Avec Le Diable dans la ville blanche, Erik Larson a révélé un talent exceptionnel pour romancer l’Histoire. Après s’être intéressé à l’Exposition universelle de Chicago et au premier serial killer américain dans son précédent livre, il nous offre cette fois un superbe thriller politique et d’espionnage, basé sur des évènements réels et peu connus qui se sont déroulés en Allemagne pendant l’accession au pouvoir d’Adolphe Hitler.
1933. Berlin. William E. Dodd devient le premier ambassadeur américain en Allemagne nazie. Originaire de Chicago, c’est un homme modeste et austère, assez peu à sa place sous les ors des palais diplomatiques, qui s’installe dans la capitale allemande. Belle, intelligente, énergique, sa fille, la flamboyante Martha est vite séduite par les leaders du parti nazi et par leur volonté contagieuse de redonner au pays un rôle de tout premier plan sur la scène mondiale. Elle devient ainsi la maîtresse de plusieurs d’entre eux, en particulier de Rudolf Diels, premier chef de la Gestapo, alors que son père, très vite alerté des premiers projets de persécutions envers les juifs, essaie d’alerter le Département d’État américain, qui fait la sourde oreille. Lorsque Martha tombe éperdument amoureuse de Boris Winogradov, un espion russe établi à Berlin, celui-ci ne tarde pas à la convaincre d’employer ses charmes et ses talents au profit de l’Union Soviétique. Tous les protagonistes de l’histoire vont alors se livrer un jeu mortel, qui culminera lors de la fameuse « Nuit des longs couteaux ».
Avant de commencer cette chronique, je tiens à remercie Babelio et Cherche midi pour ce partenariat.
Dans le jardin de la bête est à lire comme un roman historique dans lequel les faits relatés sont réels, tirés de documents authentiques. Monsieur Dodd, professeur d’histoire à Chicago, est envoyé en 1933, avec sa famille, en Allemagne pour prendre le poste d’Ambassadeur des États-Unis. Il se retrouve au centre de la diplomatie internationale au commencement du IIIème Reich, Hitler étant chancelier. Sa fille, adulte, frivole, va se retrouver elle aussi, au milieu des dirigeants nazis, à accumuler les conquêtes, avec toute la naïveté d’une adolescente.
Dans une Allemagne humiliée, endettée, naît une haine incommensurable, commanditée par des assassins, de psychopathes en puissance. Attisée par un charisme et une peur insondable, le peuple allemand s’enfonce dans le nazisme, fermant les yeux sur les exactions les plus impitoyables.

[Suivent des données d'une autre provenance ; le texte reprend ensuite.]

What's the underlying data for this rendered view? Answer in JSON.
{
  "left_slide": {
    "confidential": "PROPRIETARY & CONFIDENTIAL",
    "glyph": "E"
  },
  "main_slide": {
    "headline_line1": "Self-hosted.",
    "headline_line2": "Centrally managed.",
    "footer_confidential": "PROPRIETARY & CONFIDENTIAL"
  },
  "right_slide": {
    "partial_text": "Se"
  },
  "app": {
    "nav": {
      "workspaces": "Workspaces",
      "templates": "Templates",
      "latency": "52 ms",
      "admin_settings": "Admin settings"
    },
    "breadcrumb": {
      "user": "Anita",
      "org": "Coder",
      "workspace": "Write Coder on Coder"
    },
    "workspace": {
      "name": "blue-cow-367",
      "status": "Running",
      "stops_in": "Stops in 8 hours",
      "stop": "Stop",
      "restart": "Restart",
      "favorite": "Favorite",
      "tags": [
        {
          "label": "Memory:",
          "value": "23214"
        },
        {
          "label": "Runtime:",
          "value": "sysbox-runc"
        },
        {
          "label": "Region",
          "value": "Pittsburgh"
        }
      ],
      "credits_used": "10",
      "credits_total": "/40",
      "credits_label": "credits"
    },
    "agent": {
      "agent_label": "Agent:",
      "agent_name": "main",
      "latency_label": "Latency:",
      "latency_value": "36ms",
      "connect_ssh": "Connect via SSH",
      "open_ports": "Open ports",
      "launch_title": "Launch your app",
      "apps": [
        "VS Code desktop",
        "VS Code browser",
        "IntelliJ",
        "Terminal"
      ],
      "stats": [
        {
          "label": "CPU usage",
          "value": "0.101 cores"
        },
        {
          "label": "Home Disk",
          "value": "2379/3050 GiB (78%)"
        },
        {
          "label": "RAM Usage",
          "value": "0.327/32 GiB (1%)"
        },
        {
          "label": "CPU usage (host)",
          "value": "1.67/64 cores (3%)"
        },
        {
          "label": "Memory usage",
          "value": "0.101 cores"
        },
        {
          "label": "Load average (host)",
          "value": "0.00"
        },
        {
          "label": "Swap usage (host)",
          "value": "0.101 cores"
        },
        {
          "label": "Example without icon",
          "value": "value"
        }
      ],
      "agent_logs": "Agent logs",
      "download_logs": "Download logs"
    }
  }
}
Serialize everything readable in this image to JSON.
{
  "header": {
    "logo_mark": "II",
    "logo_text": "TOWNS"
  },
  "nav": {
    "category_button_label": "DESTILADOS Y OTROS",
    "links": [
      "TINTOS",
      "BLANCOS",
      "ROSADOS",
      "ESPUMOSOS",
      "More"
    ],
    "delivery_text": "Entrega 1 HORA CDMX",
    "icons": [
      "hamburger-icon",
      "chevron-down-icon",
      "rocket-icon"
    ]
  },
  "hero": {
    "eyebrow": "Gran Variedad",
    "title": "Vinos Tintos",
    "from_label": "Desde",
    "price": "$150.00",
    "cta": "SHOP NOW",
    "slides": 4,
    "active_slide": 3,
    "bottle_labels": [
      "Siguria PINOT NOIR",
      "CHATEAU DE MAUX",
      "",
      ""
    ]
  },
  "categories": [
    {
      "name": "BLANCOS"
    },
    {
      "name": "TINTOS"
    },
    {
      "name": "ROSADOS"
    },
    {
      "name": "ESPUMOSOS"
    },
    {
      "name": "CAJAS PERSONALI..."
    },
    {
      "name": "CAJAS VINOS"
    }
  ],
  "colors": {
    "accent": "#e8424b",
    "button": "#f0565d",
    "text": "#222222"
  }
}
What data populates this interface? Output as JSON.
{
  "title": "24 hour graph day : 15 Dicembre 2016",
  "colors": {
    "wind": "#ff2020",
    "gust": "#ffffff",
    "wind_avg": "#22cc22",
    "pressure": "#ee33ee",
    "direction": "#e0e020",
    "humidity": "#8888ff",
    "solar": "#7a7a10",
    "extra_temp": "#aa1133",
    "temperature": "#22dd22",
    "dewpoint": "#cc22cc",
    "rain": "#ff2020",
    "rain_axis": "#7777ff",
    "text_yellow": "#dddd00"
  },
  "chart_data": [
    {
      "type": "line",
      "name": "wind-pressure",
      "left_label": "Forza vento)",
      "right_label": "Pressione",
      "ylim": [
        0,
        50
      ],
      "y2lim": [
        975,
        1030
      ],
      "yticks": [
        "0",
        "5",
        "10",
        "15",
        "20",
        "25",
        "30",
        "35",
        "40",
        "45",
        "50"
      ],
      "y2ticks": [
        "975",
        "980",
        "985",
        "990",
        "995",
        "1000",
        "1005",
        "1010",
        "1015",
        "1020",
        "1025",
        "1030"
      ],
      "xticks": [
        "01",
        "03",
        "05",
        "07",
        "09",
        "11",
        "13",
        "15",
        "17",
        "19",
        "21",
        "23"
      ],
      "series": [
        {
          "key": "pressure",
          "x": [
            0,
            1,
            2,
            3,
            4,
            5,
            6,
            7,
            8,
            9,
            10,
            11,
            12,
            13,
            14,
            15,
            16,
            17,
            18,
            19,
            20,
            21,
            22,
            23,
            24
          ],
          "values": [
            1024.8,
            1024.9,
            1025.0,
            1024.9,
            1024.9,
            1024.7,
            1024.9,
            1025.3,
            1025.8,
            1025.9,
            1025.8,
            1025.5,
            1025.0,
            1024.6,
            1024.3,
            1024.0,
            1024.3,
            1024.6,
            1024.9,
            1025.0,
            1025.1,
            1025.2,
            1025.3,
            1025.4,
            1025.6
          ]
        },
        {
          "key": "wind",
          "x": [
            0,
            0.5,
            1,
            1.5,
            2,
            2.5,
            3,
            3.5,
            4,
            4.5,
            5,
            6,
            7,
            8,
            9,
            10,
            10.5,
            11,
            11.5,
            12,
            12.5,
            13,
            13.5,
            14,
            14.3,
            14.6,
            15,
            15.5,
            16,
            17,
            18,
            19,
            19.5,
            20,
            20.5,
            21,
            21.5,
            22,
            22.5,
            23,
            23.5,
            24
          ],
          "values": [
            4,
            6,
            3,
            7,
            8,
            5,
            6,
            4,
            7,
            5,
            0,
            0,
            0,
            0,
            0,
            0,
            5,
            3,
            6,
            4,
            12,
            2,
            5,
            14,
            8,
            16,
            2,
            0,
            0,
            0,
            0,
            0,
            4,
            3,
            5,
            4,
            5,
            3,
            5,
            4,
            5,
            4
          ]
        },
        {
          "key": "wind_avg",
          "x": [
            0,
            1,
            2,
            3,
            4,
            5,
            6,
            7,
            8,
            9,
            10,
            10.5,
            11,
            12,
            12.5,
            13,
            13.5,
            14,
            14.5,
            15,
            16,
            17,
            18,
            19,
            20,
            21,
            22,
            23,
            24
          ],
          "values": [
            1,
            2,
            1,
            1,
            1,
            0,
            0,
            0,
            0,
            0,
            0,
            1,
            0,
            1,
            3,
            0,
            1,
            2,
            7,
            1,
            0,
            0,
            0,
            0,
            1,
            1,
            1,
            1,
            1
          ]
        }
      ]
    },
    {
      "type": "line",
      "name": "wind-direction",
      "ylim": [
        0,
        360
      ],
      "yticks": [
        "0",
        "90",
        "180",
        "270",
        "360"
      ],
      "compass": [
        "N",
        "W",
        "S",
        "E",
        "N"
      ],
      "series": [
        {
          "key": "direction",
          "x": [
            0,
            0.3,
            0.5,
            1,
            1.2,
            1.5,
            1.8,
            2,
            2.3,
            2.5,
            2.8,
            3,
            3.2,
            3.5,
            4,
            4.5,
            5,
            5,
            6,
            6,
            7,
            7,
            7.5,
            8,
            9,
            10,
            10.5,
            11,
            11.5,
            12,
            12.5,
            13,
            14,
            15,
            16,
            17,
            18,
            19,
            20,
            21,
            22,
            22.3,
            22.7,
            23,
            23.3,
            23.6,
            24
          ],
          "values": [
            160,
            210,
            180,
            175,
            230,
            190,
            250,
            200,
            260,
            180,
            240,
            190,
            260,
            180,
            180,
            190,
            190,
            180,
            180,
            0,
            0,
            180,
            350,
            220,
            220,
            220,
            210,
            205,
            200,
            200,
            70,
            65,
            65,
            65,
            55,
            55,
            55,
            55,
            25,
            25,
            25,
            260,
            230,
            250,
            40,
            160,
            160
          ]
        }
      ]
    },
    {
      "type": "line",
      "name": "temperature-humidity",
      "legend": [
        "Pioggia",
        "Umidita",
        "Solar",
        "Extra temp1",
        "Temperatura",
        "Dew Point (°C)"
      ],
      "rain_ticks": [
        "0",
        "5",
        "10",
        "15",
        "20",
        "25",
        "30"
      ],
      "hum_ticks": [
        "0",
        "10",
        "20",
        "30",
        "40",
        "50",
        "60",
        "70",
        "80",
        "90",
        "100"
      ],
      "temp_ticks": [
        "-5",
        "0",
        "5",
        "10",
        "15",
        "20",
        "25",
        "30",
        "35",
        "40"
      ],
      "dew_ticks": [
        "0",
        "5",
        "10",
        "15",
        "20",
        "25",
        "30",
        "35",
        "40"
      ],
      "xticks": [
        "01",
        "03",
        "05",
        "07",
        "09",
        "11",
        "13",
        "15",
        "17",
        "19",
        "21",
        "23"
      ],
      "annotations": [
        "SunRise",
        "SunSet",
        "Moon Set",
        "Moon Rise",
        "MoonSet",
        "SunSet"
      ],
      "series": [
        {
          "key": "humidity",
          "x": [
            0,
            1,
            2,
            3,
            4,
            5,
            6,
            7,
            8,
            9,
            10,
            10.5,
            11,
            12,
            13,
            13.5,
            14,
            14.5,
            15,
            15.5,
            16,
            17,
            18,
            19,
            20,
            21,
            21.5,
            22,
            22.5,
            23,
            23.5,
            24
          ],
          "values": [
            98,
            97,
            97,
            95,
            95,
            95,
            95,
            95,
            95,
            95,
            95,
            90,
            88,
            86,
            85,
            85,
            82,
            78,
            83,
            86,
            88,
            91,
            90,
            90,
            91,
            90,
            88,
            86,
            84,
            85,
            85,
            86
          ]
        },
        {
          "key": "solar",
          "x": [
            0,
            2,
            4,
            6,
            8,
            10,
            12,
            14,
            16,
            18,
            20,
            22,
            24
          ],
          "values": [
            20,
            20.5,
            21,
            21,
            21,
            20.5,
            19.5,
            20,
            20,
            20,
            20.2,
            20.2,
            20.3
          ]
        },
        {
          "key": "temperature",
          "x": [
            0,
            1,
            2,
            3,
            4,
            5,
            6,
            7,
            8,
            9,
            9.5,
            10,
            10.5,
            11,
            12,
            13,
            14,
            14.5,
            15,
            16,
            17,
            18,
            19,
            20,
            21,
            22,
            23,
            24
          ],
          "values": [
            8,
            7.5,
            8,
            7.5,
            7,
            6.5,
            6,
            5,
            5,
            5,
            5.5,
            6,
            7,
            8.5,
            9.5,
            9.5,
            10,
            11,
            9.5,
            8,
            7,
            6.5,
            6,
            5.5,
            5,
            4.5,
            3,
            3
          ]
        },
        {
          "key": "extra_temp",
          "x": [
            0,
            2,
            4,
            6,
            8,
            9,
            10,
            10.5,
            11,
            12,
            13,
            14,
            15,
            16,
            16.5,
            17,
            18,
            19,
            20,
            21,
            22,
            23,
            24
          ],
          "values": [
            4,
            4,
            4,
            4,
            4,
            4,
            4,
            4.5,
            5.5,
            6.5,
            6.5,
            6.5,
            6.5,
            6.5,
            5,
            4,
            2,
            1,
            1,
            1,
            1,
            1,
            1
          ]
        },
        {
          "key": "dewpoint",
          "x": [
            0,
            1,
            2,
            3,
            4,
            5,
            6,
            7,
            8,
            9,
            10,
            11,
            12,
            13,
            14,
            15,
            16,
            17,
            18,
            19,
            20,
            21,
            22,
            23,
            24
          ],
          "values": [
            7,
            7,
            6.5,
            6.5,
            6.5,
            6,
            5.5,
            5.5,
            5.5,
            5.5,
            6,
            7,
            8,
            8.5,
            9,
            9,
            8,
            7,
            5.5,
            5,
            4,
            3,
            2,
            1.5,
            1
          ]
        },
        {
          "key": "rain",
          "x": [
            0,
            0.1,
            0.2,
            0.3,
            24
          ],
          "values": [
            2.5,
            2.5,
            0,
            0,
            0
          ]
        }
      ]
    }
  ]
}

Les pays frontaliers, dont la France fait partie, comme les autres sentent le vent tourner, et malgré tout, eux aussi, se cache de l’horreur qui se trame.
C’est affligeant comment un peuple a pu adhérer à des idées aussi archaïques et tomber dans une dictature meurtrière, en faisant du « juif » la cause de leurs maux, en autorisant la stérilisation puis l’annihilation des malades mentaux, en se réarmant à outrance, et tout cela, sans qu’aucun état ne bouge le moindre petit doigt.
J’ai aussi été complètement abasourdi en lisant ces pages. L’isolationnisme des États-Unis les pousse à fermer les yeux, et dans ce marasme politique, seul un homme combat pour le rétablissement de la démocratie dans un pays qu’il a aimé et qu’il ne reconnaît plus, il deviendra la risée de ses pairs, et pourtant, seul, il aura compris ce qui se tramait.
En réalité, ce roman nous raconte comment la plus grande catastrophe de toute l’humanité aurait pu être évité. Ce livre est électrochoc, rien n’est faux ou interprété, tout n’est que pure et simple vérité, c’est encore plus sidérant de le savoir.
Un roman historique, un vrai thriller, avec le dénouement tragique que nous connaissons, mais que nous ne comprenons plus.